The Two States of Your go.mod

Think of your go.mod file as having two personalities. The first is the idealistic, minimalist one: it lists the modules you directly need and the minimum version it should use. This is what you get when you first hugo mod init or when you hugo mod get latest. It looks clean, almost innocent.

// go.mod (the "minimalist" state)
module github.com/yourusername/yourproject

go 1.21

require (
    github.com/gohugoio/hugo-mod-jslibs-dist/alpinejs v0.3.2
    github.com/bep/docuapi v0.5.2
)

The second state is the realist, the complete picture. This happens after you run a command like hugo mod tidy. It resolves every single transitive dependency (the dependencies of your dependencies) and pins them to an exact version. This file is your single source of truth and your best friend for reproducible builds.

// go.mod (the "realist" state - after `hugo mod tidy`)
module github.com/yourusername/yourproject

go 1.21

require (
    github.com/bep/docuapi v0.5.2
    github.com/gohugoio/hugo-mod-jslibs-dist/alpinejs v0.3.2
    github.com/gohugoio/hugo-mod-jslibs-dist/instantpage v0.1.0 // indirect
    github.com/someone/transitive-dep v1.7.4 // indirect
)

Notice the // indirect comments? Those are the guests your direct dependencies brought to the party. You didn’t invite them, but you’re still responsible for making sure they don’t break anything.

Pinning to an Exact Version (The “Do It” Method)

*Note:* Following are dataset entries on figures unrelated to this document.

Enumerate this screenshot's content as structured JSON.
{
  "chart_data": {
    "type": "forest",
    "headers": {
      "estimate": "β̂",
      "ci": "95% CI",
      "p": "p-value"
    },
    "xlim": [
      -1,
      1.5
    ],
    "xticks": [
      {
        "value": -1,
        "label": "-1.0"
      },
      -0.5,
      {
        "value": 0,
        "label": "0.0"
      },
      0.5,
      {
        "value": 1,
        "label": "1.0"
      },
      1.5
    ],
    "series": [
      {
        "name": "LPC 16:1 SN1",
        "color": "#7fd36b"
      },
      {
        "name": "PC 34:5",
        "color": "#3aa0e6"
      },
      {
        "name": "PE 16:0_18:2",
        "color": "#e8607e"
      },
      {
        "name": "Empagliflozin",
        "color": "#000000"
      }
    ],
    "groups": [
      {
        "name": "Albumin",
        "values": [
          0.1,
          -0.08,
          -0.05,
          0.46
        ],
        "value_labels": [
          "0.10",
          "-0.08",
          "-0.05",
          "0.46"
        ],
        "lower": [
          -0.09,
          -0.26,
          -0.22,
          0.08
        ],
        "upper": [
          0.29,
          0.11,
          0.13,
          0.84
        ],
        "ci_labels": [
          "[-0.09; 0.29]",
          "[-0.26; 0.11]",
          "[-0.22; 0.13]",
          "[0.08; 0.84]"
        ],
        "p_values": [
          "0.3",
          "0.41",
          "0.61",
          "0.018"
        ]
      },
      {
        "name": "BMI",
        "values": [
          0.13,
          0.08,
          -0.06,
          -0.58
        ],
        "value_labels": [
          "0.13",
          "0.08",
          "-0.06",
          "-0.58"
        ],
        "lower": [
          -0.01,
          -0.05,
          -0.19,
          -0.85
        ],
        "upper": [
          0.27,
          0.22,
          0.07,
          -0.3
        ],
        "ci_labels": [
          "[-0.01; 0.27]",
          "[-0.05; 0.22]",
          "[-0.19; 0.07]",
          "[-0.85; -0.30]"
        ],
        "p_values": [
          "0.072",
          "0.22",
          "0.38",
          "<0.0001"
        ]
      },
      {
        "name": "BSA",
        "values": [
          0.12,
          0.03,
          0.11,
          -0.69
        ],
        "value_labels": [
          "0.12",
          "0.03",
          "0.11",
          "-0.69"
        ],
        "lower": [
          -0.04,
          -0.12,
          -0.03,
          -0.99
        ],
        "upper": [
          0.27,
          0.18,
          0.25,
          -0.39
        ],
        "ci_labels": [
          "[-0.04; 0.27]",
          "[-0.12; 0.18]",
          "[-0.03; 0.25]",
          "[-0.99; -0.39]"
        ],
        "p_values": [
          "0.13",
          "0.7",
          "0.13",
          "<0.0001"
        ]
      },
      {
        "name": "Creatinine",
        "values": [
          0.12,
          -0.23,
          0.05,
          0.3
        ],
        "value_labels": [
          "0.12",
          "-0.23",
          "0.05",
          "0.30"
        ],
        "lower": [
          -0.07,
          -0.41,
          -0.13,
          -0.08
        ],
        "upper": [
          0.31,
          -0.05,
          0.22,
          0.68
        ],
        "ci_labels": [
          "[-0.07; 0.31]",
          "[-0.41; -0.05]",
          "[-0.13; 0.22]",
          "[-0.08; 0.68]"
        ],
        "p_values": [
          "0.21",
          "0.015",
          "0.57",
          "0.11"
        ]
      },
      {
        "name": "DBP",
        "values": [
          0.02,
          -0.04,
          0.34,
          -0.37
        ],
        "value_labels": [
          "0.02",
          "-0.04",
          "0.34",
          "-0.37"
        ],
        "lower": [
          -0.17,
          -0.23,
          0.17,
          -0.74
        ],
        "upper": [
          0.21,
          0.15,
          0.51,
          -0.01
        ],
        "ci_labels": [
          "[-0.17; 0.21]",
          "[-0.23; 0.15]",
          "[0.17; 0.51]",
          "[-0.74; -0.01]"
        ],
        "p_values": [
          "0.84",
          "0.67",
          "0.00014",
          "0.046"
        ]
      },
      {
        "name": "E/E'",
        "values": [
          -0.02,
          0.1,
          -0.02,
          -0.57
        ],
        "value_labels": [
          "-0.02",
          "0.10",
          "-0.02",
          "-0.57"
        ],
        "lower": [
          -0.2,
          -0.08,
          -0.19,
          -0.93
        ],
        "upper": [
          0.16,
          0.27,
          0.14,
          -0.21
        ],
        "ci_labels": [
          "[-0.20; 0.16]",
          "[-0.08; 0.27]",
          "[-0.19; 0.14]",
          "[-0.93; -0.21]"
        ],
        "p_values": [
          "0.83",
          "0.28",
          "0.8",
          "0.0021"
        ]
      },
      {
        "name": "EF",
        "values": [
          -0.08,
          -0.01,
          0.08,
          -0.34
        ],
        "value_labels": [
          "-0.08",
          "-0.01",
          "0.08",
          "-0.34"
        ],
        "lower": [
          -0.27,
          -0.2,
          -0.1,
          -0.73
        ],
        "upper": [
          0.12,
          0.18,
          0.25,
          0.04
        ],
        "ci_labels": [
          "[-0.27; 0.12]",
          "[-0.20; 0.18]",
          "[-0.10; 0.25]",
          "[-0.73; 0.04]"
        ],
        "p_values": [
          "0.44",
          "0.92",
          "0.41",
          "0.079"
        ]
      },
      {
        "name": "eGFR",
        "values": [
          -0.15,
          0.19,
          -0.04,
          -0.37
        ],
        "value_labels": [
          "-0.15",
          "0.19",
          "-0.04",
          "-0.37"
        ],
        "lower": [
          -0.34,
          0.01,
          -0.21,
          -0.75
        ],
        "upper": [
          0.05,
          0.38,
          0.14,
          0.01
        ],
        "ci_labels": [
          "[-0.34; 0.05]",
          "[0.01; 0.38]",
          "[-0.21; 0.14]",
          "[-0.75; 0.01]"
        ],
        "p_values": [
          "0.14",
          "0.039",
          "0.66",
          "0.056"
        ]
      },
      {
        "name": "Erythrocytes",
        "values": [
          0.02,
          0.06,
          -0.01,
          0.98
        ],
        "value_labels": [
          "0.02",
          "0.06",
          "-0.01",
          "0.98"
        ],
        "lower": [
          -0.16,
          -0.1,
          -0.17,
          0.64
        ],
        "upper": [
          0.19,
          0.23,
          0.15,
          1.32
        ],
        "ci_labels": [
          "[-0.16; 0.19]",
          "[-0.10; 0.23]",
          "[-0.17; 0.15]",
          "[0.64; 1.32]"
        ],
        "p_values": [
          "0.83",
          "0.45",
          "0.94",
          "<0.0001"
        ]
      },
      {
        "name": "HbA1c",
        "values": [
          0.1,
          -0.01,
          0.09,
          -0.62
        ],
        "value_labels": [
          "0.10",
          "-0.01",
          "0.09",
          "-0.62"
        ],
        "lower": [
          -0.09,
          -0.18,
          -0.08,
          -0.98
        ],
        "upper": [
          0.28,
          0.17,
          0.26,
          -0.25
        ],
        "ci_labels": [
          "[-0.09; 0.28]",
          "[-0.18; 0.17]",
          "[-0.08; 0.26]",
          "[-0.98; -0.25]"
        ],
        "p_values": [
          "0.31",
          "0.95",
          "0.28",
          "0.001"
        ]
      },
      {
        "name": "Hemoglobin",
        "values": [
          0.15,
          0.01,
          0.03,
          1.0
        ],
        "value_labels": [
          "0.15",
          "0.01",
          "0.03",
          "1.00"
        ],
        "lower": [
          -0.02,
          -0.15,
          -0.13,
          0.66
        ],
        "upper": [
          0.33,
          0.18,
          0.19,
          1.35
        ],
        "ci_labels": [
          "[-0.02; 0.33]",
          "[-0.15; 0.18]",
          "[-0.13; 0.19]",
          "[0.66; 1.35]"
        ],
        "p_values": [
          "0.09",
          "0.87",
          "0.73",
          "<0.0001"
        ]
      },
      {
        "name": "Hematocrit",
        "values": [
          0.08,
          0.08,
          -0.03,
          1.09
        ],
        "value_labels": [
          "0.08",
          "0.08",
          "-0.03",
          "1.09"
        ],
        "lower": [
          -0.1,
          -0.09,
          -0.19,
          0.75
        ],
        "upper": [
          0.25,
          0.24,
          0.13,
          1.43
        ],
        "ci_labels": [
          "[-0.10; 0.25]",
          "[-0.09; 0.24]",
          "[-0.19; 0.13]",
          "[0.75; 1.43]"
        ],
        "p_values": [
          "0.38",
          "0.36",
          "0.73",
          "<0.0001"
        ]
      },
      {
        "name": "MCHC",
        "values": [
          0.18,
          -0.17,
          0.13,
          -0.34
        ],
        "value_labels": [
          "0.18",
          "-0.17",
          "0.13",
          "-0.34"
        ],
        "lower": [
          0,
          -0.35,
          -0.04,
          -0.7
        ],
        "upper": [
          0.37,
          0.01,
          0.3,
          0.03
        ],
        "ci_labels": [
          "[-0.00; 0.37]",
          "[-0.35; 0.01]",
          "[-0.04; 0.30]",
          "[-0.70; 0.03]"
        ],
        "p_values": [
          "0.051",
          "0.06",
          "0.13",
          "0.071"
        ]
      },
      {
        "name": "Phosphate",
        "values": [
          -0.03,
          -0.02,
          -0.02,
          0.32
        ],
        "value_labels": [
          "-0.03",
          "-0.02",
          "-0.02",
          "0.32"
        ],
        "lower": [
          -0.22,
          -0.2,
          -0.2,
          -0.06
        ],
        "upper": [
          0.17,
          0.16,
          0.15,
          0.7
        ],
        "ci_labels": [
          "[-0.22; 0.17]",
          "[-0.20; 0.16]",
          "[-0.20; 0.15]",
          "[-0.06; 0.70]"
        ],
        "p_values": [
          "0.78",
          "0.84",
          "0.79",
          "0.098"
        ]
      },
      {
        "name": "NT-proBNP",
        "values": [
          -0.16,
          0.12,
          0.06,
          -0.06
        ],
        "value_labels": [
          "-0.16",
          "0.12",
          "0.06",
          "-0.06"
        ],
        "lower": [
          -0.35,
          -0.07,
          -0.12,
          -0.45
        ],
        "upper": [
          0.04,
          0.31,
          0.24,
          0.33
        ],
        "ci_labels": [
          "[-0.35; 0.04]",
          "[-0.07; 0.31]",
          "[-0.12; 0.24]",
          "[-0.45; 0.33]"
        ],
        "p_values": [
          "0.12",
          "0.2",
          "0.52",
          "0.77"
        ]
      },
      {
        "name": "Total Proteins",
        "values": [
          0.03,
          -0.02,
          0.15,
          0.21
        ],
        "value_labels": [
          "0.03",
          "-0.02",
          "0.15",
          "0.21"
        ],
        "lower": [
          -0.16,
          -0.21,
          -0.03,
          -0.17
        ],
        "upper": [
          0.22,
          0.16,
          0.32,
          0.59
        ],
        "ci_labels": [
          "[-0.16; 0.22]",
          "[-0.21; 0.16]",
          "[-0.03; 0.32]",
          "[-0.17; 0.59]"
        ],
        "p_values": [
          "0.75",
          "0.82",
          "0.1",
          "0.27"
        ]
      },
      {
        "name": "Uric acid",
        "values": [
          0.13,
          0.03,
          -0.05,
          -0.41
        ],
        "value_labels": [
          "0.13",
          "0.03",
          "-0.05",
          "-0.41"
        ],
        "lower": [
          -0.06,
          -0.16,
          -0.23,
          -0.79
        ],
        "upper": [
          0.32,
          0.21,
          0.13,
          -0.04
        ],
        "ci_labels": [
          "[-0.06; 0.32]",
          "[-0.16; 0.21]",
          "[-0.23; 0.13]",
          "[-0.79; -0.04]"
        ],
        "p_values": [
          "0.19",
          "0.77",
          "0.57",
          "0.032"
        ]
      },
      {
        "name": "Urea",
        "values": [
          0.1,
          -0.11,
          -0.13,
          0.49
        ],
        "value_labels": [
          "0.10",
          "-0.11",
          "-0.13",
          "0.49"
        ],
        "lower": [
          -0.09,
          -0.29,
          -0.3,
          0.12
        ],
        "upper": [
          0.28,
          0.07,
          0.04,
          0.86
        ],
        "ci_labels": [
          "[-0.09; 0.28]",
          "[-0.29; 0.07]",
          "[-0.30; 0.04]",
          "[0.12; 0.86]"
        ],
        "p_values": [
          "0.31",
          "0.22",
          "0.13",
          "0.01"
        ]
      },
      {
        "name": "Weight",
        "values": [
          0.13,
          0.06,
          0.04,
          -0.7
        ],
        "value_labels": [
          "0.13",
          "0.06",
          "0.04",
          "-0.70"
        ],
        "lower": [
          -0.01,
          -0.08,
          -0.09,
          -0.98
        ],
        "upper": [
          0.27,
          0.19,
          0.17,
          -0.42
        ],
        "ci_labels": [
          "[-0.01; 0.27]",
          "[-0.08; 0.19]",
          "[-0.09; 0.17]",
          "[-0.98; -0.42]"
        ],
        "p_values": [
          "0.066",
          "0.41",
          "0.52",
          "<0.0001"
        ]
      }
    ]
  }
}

You don’t want latest. latest is a liar. It promises happiness but delivers breaking changes at 2 AM on a Tuesday. You want a specific, pinned version. The hugo mod get command is your key here. You can target a specific version, or even a specific commit, which is glorious for when you need to pull in a hotfix that hasn’t been tagged yet.

# Get a specific version
hugo mod get github.com/gohugoio/hugo-mod-jslibs-dist/alpinejs@v0.3.2

# Pin to a specific commit (yes, really)
hugo mod get github.com/bep/docuapi@d60d42c

# Update to the latest patch version of a v1.2.x release
hugo mod get -u github.com/them/theirmodule@v1.2

Running these commands updates your go.mod file, pinning that module to the exact version or commit hash you specified. This is non-negotiable for production. Do it.

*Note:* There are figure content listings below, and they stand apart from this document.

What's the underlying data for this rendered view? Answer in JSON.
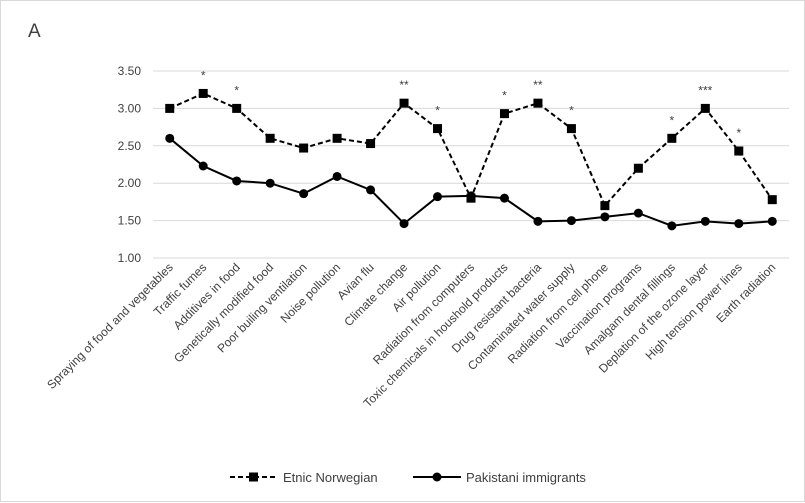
{
  "panel_label": "A",
  "chart_data": {
    "type": "line",
    "title": "",
    "xlabel": "",
    "ylabel": "",
    "ylim": [
      1.0,
      3.5
    ],
    "y_ticks": [
      "1.00",
      "1.50",
      "2.00",
      "2.50",
      "3.00",
      "3.50"
    ],
    "grid": "horizontal",
    "legend_position": "bottom",
    "categories": [
      "Spraying of food and vegetables",
      "Traffic fumes",
      "Additives in food",
      "Genetically modified food",
      "Poor builing ventilation",
      "Noise pollution",
      "Avian flu",
      "Climate change",
      "Air pollution",
      "Radiation from computers",
      "Toxic chemicals in houshold products",
      "Drug resistant bacteria",
      "Contaminated water supply",
      "Radiation from cell phone",
      "Vaccination programs",
      "Amalgam dental fillings",
      "Deplation of the ozone layer",
      "High tension power lines",
      "Earth radiation"
    ],
    "series": [
      {
        "name": "Etnic Norwegian",
        "style": "dashed",
        "marker": "square",
        "color": "#000000",
        "values": [
          3.0,
          3.2,
          3.0,
          2.6,
          2.47,
          2.6,
          2.53,
          3.07,
          2.73,
          1.8,
          2.93,
          3.07,
          2.73,
          1.7,
          2.2,
          2.6,
          3.0,
          2.43,
          1.78
        ]
      },
      {
        "name": "Pakistani immigrants",
        "style": "solid",
        "marker": "circle",
        "color": "#000000",
        "values": [
          2.6,
          2.23,
          2.03,
          2.0,
          1.86,
          2.09,
          1.91,
          1.46,
          1.82,
          1.83,
          1.8,
          1.49,
          1.5,
          1.55,
          1.6,
          1.43,
          1.49,
          1.46,
          1.49
        ]
      }
    ],
    "annotations": [
      {
        "category_index": 1,
        "text": "*"
      },
      {
        "category_index": 2,
        "text": "*"
      },
      {
        "category_index": 7,
        "text": "**"
      },
      {
        "category_index": 8,
        "text": "*"
      },
      {
        "category_index": 10,
        "text": "*"
      },
      {
        "category_index": 11,
        "text": "**"
      },
      {
        "category_index": 12,
        "text": "*"
      },
      {
        "category_index": 15,
        "text": "*"
      },
      {
        "category_index": 16,
        "text": "***"
      },
      {
        "category_index": 17,
        "text": "*"
      }
    ]
  }
}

Why hugo mod tidy is Your Janitor

You’ve added a module, removed one, or the sky looks a little cloudy. Run hugo mod tidy. This command is the janitor that cleans up after the party. It does three crucial things:

  1. It adds any missing dependencies necessary to build your project (e.g., those // indirect ones).
  2. It removes any dependencies that are no longer needed. Cruft begone!
  3. It updates your go.sum file, which is the cryptographic checksum file for every single dependency, ensuring you get the exact same bytes every time you download.

Always run hugo mod tidy after manually editing your go.mod file. Just do it. Make it a reflex. I’ll wait.

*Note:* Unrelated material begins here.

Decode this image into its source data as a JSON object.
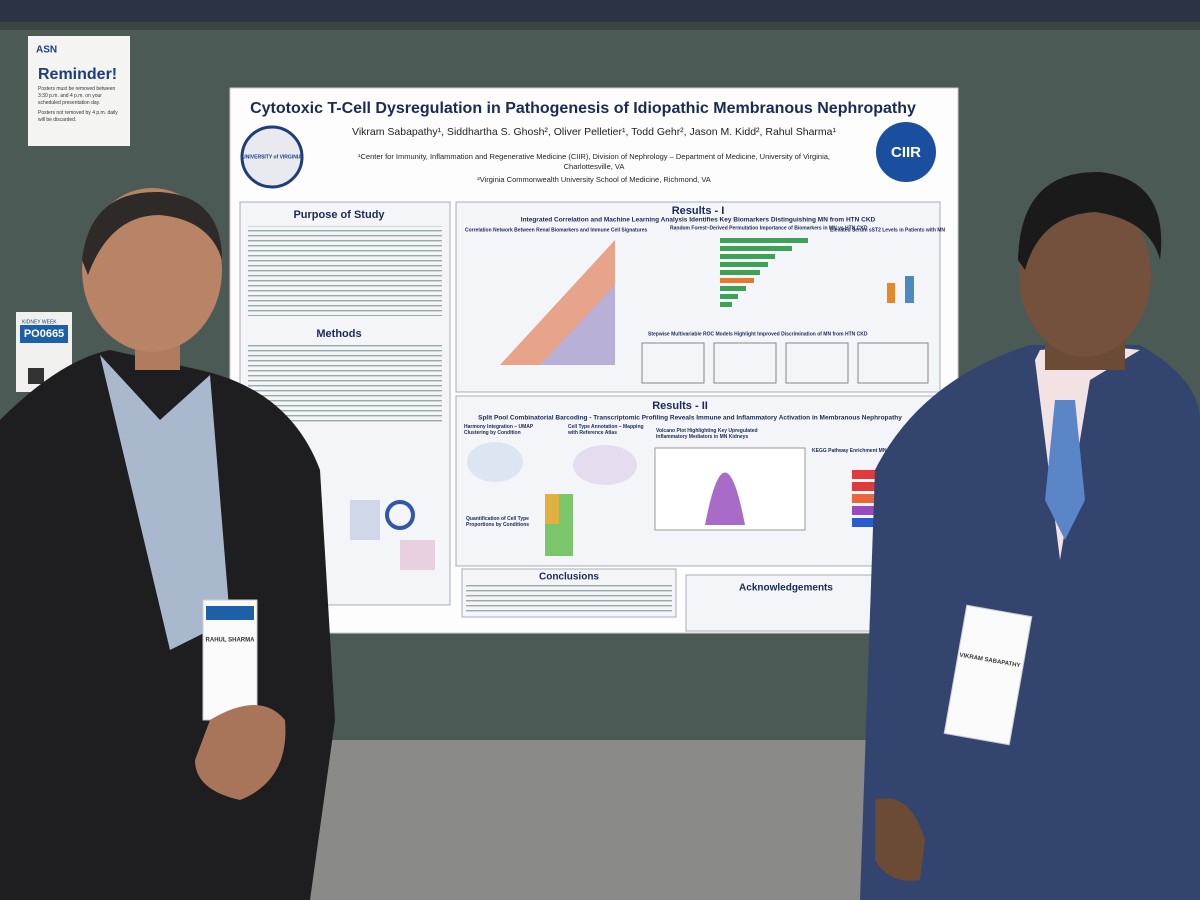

The Perils of the @none Escape Hatch

Sometimes, you get a module and everything explodes. It’s incompatible, it’s broken, it’s making your life miserable. You need to get rid of it. The nuclear option is:

hugo mod get github.com/problematic/module@none

This tells the Go toolchain to remove that requirement entirely. It’s the equivalent of “I never want to see that module again.” Use it sparingly, but don’t be afraid to use it when a dependency goes off the rails. It’s your escape hatch.

The Golden Rule: Commit go.mod and go.sum

This is not a suggestion. This is a commandment. You must commit both go.mod and go.sum to your version control. The go.mod file is your dependency manifest, and the go.sum file is your cryptographic lock. It’s the combination of these two that guarantees anyone (or any CI system) that runs hugo mod tidy will end up with the exact same dependency tree as you have on your machine. Without it, you’re just hoping. Hope is not a strategy.